I shall try to do so but not now. This, I see, need a more conerted effort on my part.

It is good to be challenged though and I genuinely appreciate your questioning. The outcome can be either, I find a flaw in my reasoning and need to change it, or I learn more about a reasoning that seem correct and I can argue for it better in future.

Now it is my daughter's first violin solo in an orchestral school ensemble (is it evil to say I am already wincing?). I also have a busy fortnight ahead with hosting Foreign teachers for 10 days...just in case this goes quiet- I am not running away.

Alkis 10 Jun 2019
In reply to john arran:

Two words: One is Theresa. The other is May.

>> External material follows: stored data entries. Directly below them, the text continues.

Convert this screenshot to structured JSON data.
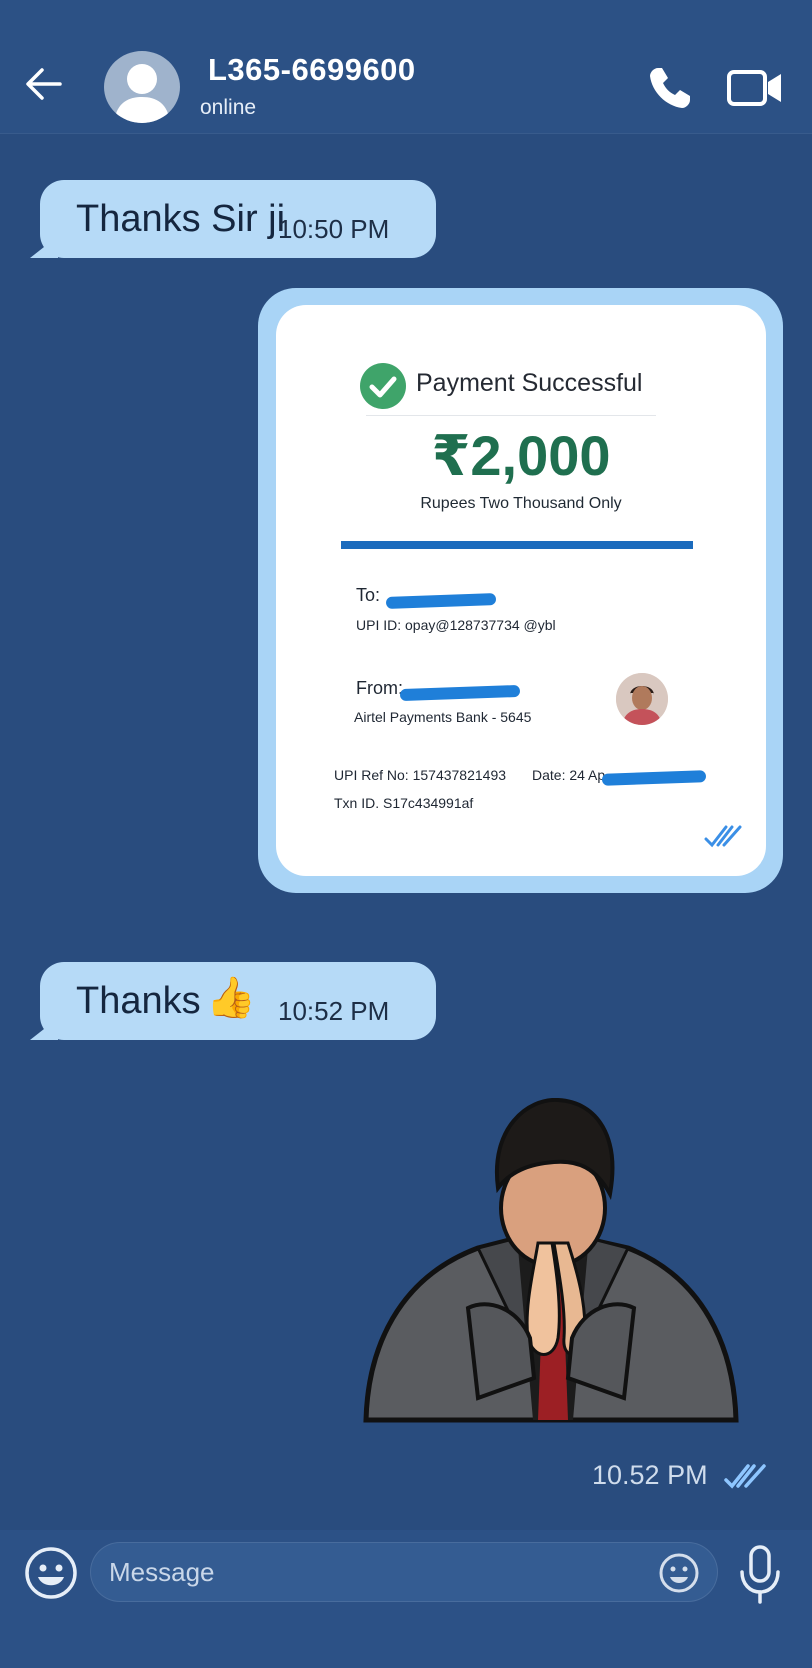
{
  "header": {
    "contact_name": "L365-6699600",
    "status": "online"
  },
  "messages": [
    {
      "text": "Thanks Sir ji",
      "time": "10:50 PM"
    },
    {
      "text": "Thanks",
      "emoji": "👍",
      "time": "10:52 PM"
    }
  ],
  "payment": {
    "status": "Payment Successful",
    "amount": "₹2,000",
    "amount_words": "Rupees Two Thousand Only",
    "to_label": "To:",
    "upi_id": "UPI ID: opay@128737734 @ybl",
    "from_label": "From:",
    "bank": "Airtel Payments Bank - 5645",
    "ref": "UPI Ref No: 157437821493",
    "date_label": "Date: 24 Ap",
    "txn": "Txn ID. S17c434991af"
  },
  "sticker": {
    "time": "10.52 PM"
  },
  "composer": {
    "placeholder": "Message"
  },
  "colors": {
    "background": "#294c7e",
    "bubble": "#b6daf7",
    "tick": "#8ec6ff",
    "amount": "#1f6f4f",
    "success": "#3fa46a",
    "redaction": "#1f7fd9"
  }
}
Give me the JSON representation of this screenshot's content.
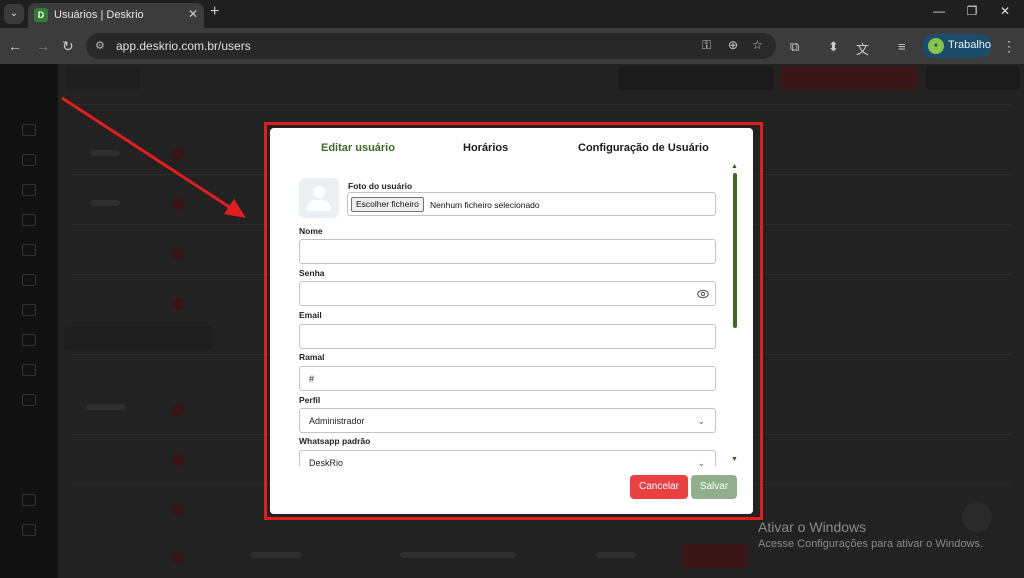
{
  "browser": {
    "tab_title": "Usuários | Deskrio",
    "url": "app.deskrio.com.br/users",
    "profile_label": "Trabalho",
    "tab_favicon_letter": "D"
  },
  "modal": {
    "tabs": [
      {
        "label": "Editar usuário",
        "active": true
      },
      {
        "label": "Horários",
        "active": false
      },
      {
        "label": "Configuração de Usuário",
        "active": false
      }
    ],
    "photo": {
      "label": "Foto do usuário",
      "button_label": "Escolher ficheiro",
      "status": "Nenhum ficheiro selecionado"
    },
    "fields": {
      "nome": {
        "label": "Nome",
        "value": ""
      },
      "senha": {
        "label": "Senha",
        "value": ""
      },
      "email": {
        "label": "Email",
        "value": ""
      },
      "ramal": {
        "label": "Ramal",
        "value": "#"
      },
      "perfil": {
        "label": "Perfil",
        "value": "Administrador"
      },
      "whatsapp": {
        "label": "Whatsapp padrão",
        "value": "DeskRio"
      }
    },
    "buttons": {
      "cancel": "Cancelar",
      "save": "Salvar"
    }
  },
  "watermark": {
    "title": "Ativar o Windows",
    "subtitle": "Acesse Configurações para ativar o Windows."
  },
  "colors": {
    "accent_green": "#3c6b24",
    "highlight_red": "#e21d1d",
    "cancel_red": "#e84141",
    "save_disabled_green": "#8fb08a"
  }
}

Unfortunately, the answer to most things mentioned here are the same two words. Anyone who doubts that should just check her honours list for the year.

Alkis 10 Jun 2019
In reply to Pan Ron:

> I'm not even sure the policy is controversial.  There are huge numbers of illegal immigrants in the UK.  It seems valid in my opinion to try and police that, for law and order reasons, for reasons of fairness to those trying to legally gain entry to the country and for reasons of the provision of state resources. 

Nothing controversial about the idea itself. The implementation is the problem. It should be the government's job to police, even if landlords are supposed to order the checks. In other words, there should be a service that is free to landlords to check the immigration status of potential tenants. Minimal faff, no cost. Landlords would use it and that is that. Instead they offset the cost to landlords, who predictably immediately moved to curb that cost by rejecting the tenancy applications at the earliest opportunity.

Post edited at 17:49
French Erick 10 Jun 2019
In reply to Pan Ron:

I think that Iwill try to refute the idea that there are so many illegal immigrants. Also that "illegal" has become invisible and now it is just "immigrant" that remains.

I'll need to find research and quote credible links. That will take time.

Rob Parsons 10 Jun 2019
In reply to Pan Ron:

> You are required to prove your right to live in the UK in order to obtain accommodation here.  How is that a problem? 

One problem alluded to in the linked piece is that, in a seller's market for rented property, it could lead to unfair discrimination: a lazy letting agent might simply not bother to let to anybody who can't produce a UK passport.